Friday 4 October 2013

Medicare coverage of colorectal cancer screenings

With Medicare, you must be 50 or older to be eligible for coverage of most colon cancer screenings. The exception to this is a colonoscopy, for which there is no minimum age requirement.
Medicare covers the following screenings:
  • Fecal occult blood test - once a year (every 12 months) for persons age 50 or older
  • Flexible sigmoidoscopy - once every four years (48 months) for persons at high risk and less frequently for other persons
  • Colonoscopy - once every two years (24 months) if you are at high risk for colorectal cancer (e.g. have a family history of the disease or have had colorectal polyps or colorectal cancer, or have had inflammatory bowel disease). If you are not at high-risk, Medicare covers colonoscopies every 10 years (but not within 48 months of a screening flexible sigmoidoscopy).
  • Barium enema – once every two years for persons at high risk and once every four year for others (but not within 48 months of a screening flexible sigmoidoscopy).

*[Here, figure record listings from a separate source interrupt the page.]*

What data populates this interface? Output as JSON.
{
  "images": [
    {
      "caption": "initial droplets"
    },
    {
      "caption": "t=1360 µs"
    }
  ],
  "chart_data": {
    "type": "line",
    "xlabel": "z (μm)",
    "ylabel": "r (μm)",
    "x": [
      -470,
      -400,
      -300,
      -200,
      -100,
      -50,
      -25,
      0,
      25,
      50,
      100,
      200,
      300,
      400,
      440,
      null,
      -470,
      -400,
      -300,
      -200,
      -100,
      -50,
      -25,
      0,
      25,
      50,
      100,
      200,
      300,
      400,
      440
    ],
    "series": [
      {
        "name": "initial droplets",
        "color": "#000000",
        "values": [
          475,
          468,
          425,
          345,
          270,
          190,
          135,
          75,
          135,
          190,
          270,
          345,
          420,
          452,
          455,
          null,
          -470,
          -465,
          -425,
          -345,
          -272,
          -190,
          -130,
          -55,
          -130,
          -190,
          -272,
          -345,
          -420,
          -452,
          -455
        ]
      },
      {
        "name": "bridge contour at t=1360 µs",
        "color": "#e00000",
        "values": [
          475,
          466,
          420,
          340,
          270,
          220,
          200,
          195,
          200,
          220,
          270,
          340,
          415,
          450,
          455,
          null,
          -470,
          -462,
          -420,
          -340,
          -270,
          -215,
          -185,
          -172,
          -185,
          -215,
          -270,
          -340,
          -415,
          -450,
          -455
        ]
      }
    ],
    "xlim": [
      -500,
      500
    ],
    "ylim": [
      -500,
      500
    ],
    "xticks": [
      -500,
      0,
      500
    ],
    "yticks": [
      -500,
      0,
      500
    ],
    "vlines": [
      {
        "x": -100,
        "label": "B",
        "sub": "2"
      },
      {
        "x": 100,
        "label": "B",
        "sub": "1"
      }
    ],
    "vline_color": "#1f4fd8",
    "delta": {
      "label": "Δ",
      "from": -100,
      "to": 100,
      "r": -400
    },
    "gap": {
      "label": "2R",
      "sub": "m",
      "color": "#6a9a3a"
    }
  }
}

Since 2011, if you have Original Medicare, no coinsurance or deductible applies to the fecal occult blood test, flexible sigmiodoscopy or colonoscopy if you see doctors who take assignment. Doctors and other health care providers who take assignment cannot charge you more than the Medicare approved amount. If you are in a Medicare Advantage plan, contact your plan to find out what rules and costs apply. Starting in 2012, Medicare Advantage (MA) plans will cover all preventive services the same as Original Medicare. This means MA plans will not be allowed to charge cost-sharing fees (coinsurances, copays or deductibles) for preventive services that Original Medicare does not charge for as long as you see in-network providers. If you see providers that are not in your plan’s network, charges will typically apply.
If you have a barium enema, you will pay 80 percent of the Medicare approved amount if your doctor takes assignment. The Part B deductible does not apply.
If you have a colonoscopy and your provider finds and removes a polyp, costs will apply. You would have to pay the coinsurance for your colonoscopy and the polyp removal because the screening became diagnostic. However, no deductible will apply.